Vier Pfoten - Stiftung für Tierschutz

VIER PFOTEN warnt vor Käfigeiern in Weihnachtsbäckerei: "Augen auf beim Kekskauf!"
Nur beim Selbstbacken von Keksen kann man sich über die Herkunft der Eier sicher sein

Hamburg (ots) - In der Weihnachtszeit steigt der Verbrauch von Eiern um bis zu 25 Prozent. Der Grund ist ein "Süßer": Die allseits beliebte Weihnachtsbäckerei. Johanna Stadler, Geschäftsführerin von VIER PFOTEN, warnt: "Augen auf beim Kekskauf! Wer Fertigware kauft, weiß nicht woher die Zutaten stammen. Meist sind die darin enthaltenen Eier aus Legebatterien."

Diese tierquälerische Haltungsform ist seit 1.1.2009 in Deutschland verboten. Die letzten - teilweise unrechtmäßig erteilten - Ausnahmegenehmigungen für Umbauten laufen mit Ende 2009 aus. Gekennzeichnet werden Produkte mit Eiern aber nur freiwillig, wenn Boden- oder Freilandhaltungseier enthalten sind. Der Rest enthält zukünftig entweder ausländische Käfigeier oder - selten - deutsche Eier aus der gescheiterten und die Verbraucher irreführenden "Kleingruppen"-Käfighaltung.
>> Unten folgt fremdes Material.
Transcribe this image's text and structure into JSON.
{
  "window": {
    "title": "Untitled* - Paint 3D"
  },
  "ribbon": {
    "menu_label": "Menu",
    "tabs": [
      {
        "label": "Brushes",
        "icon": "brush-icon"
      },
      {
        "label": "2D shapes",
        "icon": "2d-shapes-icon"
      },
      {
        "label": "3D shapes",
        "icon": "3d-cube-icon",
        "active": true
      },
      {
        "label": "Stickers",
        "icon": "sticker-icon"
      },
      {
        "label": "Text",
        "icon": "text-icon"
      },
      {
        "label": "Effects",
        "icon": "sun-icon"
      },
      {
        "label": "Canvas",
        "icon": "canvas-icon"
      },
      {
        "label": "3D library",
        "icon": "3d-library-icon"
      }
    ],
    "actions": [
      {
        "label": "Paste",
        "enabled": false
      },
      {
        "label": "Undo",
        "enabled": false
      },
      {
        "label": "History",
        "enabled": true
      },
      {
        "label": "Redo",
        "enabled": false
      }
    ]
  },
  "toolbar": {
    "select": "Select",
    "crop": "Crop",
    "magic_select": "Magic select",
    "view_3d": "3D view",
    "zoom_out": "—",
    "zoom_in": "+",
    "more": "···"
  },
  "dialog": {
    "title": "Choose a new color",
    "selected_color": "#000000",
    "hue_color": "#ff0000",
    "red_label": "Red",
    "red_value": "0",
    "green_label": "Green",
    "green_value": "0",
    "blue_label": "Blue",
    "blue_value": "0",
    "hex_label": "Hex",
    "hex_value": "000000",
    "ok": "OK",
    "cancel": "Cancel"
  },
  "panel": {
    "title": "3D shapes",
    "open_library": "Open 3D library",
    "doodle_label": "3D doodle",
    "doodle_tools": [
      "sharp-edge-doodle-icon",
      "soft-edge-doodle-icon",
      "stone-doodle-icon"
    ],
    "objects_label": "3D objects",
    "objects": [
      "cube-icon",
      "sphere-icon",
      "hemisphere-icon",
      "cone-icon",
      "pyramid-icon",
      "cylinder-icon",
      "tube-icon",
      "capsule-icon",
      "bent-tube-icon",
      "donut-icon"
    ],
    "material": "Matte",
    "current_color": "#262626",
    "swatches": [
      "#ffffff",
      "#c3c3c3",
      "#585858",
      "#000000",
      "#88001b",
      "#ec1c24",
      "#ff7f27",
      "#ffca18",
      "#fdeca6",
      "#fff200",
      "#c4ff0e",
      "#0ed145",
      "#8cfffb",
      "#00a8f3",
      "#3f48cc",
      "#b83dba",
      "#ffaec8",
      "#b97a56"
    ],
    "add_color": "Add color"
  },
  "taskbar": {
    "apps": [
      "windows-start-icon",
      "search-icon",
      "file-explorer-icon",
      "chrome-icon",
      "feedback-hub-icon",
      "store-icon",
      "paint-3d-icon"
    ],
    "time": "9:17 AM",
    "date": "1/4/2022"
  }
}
Eine Kennzeichnungspflicht ist daher die zentrale Forderung von VIER PFOTEN, auch um die heimische Landwirtschaft vor ausländischer, tierquälerischer Billigproduktion zu schützen. "Wenn Fertigprodukte gekauft werden, sollte man darauf achten, dass klar deklariert ist, aus welcher Haltung die Eier stammen. Steht nichts auf der Ware, muss man davon ausgehen, dass Käfigeier drin sind", so Stadler.
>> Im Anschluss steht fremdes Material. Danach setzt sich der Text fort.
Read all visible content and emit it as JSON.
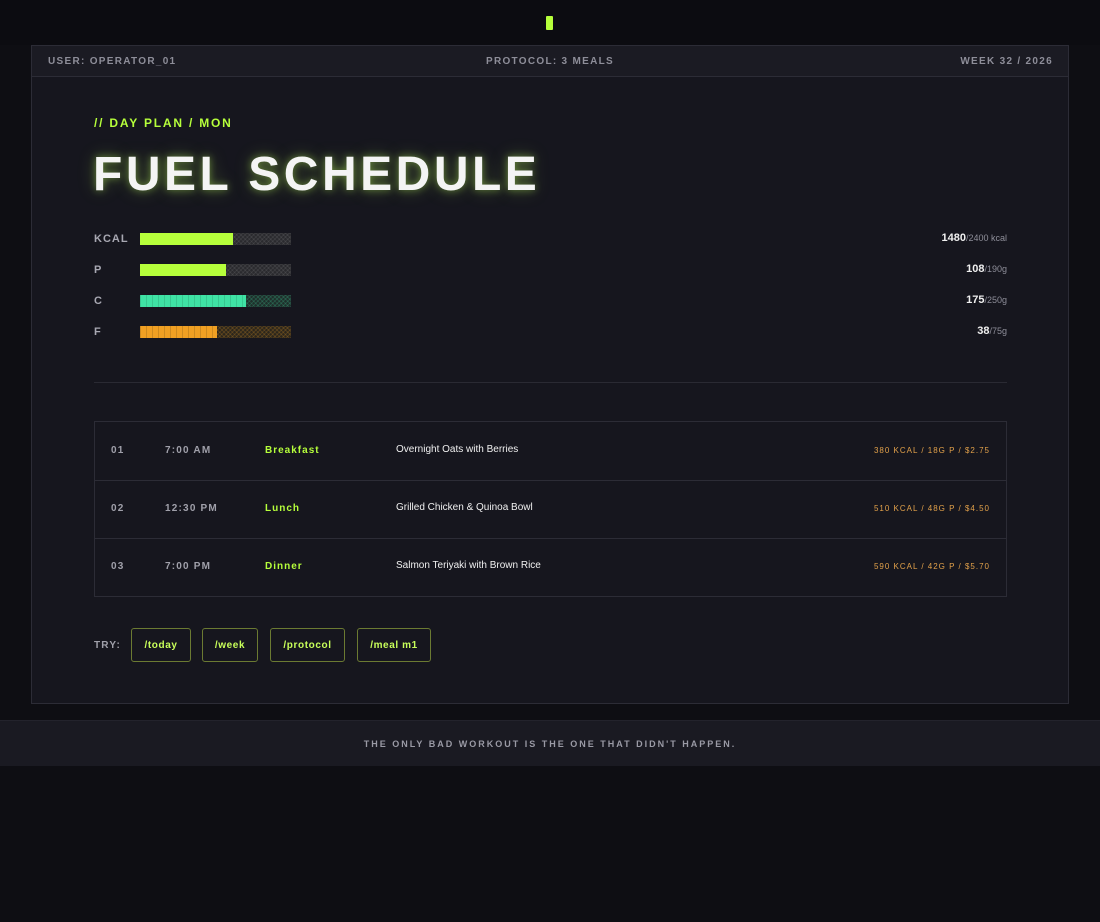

Doch auch beim Selberbacken und -kochen ist Vorsicht geboten: VIER PFOTEN appelliert an die Verbraucher, gerade zu Weihnachten auch an die Tiere zu denken und für Festtagsessen und -bäckereien keine Tierqual-Eier zu verwenden. Wenn Eier gekauft werden, dann sollten sie nur aus (Bio-) Freilandhaltung (Ziffer 0 oder 1) stammen. Viele Keksrezepte und auch einige Fertigprodukte kommen aber auch ohne Eier aus, was angesichts der Tötung von jährlich fünf Millionen männlicher Küken am ersten Tag (weil diese keine Eier legen) die tierfreundlichste Variante ist.